Your possibilities expand even more when you consider the variety of workplaces available to you as a student affairs professional. You can choose a campus based on its geographic location, its student population, or any other requirement that's important to your life plans and career goals. All colleges and universities – large or small, public or private, two-year or four-year, rural or urban – need professionals trained in student affairs.

An Exciting Work Environment

Student affairs professionals rarely have a boring day at the office. They perform many different types of tasks – advising groups, chairing meetings, coordinating events, overseeing budgets, and working with a range of students, staff, and faculty. The campus environment continually offers new challenges and requires new strategies to deal with them. On top of that, working with students generates its own kind of energy and excitement.

Access to the Profession

There are numerous entry-level positions available each year in the nation's 4,000+ colleges and universities. Because of the need for student affairs professionals on campus, your services will be in demand.

Potential for Advancement

A master's degree in college student affairs is your ticket to enter the profession. Through assistantships and internships, you'll have the opportunity to gain valuable experience while you attend graduate school.
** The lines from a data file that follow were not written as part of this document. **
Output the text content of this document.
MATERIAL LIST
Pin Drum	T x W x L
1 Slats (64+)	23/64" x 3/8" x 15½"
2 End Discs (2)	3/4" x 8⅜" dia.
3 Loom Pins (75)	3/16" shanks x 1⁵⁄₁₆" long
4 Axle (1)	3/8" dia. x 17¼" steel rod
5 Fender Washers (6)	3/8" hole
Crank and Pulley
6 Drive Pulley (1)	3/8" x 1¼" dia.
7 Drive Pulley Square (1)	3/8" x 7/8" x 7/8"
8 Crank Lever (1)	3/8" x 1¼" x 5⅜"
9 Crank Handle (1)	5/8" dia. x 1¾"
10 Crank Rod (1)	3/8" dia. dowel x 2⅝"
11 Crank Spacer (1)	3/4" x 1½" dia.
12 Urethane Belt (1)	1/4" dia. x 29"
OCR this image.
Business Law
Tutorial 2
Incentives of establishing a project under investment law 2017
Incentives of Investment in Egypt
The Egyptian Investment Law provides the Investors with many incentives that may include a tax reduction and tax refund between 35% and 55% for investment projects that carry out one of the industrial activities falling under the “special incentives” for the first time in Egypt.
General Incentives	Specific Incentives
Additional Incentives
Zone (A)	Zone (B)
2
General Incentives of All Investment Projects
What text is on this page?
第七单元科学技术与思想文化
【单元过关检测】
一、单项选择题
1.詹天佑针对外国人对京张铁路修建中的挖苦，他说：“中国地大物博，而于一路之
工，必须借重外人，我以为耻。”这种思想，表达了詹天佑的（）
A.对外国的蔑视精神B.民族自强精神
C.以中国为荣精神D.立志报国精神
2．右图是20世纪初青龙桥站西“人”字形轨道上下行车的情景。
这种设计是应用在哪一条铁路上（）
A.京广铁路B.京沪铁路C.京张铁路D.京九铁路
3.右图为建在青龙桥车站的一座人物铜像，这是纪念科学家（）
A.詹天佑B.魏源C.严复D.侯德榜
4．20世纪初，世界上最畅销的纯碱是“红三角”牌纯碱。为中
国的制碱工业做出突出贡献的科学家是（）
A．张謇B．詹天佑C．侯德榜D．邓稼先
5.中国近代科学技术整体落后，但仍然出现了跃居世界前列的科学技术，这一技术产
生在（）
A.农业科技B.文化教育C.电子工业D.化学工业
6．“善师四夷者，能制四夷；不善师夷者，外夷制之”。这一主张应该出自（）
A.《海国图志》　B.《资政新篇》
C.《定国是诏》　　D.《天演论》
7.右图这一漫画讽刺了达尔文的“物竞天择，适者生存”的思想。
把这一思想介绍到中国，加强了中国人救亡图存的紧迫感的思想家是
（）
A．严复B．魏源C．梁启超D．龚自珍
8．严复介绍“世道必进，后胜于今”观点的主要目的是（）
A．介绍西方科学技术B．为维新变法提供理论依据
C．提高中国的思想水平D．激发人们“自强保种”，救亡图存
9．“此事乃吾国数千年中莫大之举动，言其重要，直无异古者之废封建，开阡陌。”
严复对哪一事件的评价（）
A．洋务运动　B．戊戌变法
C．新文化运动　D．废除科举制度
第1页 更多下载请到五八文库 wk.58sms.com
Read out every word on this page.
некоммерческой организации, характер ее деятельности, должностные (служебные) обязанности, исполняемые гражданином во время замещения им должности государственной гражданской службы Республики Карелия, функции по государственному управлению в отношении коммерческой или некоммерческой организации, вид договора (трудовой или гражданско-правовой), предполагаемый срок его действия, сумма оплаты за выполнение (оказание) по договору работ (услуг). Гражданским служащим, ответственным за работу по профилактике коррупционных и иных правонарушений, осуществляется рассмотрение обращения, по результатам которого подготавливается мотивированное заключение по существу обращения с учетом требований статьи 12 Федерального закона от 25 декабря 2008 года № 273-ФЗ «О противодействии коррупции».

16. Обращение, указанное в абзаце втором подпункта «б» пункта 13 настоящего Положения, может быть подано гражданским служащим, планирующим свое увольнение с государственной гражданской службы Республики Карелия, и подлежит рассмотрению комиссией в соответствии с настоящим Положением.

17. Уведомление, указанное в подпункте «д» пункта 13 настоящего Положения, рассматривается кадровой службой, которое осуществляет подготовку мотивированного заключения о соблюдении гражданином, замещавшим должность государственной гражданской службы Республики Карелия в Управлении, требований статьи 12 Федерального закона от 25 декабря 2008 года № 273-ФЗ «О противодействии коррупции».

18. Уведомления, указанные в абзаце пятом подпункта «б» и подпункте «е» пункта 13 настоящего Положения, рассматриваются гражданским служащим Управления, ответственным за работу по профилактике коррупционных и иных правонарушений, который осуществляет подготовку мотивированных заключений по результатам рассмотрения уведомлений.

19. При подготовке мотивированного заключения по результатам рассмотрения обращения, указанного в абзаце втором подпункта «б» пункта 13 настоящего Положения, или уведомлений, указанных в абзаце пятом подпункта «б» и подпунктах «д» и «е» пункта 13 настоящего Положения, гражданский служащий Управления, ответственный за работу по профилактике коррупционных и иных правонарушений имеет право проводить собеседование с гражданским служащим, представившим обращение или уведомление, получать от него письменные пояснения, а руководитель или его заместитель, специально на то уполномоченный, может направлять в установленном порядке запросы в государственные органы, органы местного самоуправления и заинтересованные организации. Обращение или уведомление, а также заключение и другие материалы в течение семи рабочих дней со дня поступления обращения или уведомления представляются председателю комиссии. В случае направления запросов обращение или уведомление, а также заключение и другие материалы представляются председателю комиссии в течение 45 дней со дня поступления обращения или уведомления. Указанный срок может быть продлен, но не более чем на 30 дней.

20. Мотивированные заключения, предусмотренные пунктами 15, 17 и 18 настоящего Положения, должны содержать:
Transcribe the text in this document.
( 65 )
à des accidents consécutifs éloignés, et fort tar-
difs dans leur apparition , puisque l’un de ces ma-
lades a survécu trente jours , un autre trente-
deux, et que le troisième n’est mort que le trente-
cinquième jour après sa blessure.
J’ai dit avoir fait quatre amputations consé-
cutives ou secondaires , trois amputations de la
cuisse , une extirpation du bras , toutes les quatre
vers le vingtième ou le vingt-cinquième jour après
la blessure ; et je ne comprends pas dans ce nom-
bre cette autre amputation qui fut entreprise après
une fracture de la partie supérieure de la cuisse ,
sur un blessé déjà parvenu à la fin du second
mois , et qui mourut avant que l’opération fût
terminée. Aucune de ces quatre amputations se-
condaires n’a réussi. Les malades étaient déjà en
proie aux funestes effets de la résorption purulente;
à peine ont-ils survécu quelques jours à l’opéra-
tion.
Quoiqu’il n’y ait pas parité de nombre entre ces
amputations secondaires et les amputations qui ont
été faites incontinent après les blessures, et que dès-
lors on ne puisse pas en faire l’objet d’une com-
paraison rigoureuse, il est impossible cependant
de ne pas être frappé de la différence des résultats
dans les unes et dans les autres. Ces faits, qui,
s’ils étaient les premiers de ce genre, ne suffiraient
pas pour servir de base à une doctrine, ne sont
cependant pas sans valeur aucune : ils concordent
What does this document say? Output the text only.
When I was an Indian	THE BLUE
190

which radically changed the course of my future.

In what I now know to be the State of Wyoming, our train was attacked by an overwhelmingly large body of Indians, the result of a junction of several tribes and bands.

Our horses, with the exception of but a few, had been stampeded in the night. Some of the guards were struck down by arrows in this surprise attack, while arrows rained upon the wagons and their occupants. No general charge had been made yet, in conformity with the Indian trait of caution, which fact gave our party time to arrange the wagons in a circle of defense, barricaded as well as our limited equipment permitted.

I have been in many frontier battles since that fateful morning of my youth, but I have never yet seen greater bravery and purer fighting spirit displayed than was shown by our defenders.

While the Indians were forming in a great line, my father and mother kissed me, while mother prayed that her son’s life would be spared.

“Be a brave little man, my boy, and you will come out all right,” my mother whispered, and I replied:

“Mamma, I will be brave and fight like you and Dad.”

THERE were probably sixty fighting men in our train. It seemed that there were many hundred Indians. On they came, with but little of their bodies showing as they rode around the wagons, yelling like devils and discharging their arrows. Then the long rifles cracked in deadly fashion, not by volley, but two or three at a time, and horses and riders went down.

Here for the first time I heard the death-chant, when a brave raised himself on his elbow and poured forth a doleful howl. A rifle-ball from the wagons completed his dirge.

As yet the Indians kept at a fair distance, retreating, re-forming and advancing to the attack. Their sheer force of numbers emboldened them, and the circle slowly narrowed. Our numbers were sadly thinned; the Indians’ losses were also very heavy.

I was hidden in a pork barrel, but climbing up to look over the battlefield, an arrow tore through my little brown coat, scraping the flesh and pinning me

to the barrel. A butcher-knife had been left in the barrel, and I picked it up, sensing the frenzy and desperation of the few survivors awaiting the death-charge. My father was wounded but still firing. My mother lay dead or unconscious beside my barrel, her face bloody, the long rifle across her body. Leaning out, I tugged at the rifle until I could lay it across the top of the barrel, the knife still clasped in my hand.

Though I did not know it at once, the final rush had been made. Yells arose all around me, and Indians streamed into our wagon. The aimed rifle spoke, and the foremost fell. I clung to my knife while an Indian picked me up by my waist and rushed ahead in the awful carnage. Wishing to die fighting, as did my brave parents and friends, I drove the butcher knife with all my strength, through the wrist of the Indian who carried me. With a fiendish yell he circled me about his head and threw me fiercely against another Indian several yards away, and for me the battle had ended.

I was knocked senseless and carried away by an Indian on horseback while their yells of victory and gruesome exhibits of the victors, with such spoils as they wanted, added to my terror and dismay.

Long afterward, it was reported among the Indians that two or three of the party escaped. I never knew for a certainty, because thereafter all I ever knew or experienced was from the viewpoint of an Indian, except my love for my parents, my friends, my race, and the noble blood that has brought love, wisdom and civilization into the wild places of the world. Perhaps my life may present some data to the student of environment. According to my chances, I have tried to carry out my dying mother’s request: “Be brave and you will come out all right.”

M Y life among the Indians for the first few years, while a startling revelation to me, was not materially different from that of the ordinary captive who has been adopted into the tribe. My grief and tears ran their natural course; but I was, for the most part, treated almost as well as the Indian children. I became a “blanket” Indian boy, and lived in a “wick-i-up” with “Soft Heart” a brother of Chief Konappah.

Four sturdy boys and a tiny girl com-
Once you enter the profession, the possibilities for career growth are limitless. New student affairs professionals who demonstrate talent can move quickly from entry level positions to roles of increasing responsibility.

Some student affairs professionals take advantage of the opportunity to pursue a doctoral degree, which gives them even more options, including becoming a director, a faculty member in a student affairs graduate program, a dean of students, or even a vice president for student affairs.

Fringe Benefits

Colleges and universities often offer an attractive benefits package. One of the greatest advantages is the opportunity for additional education – some schools provide tuition remission for employees and their family members. Student affairs professionals also enjoy comprehensive medical benefits, retirement plans, generous vacation time, and access to all of the cultural, recreational, and social opportunities that a college campus has to offer.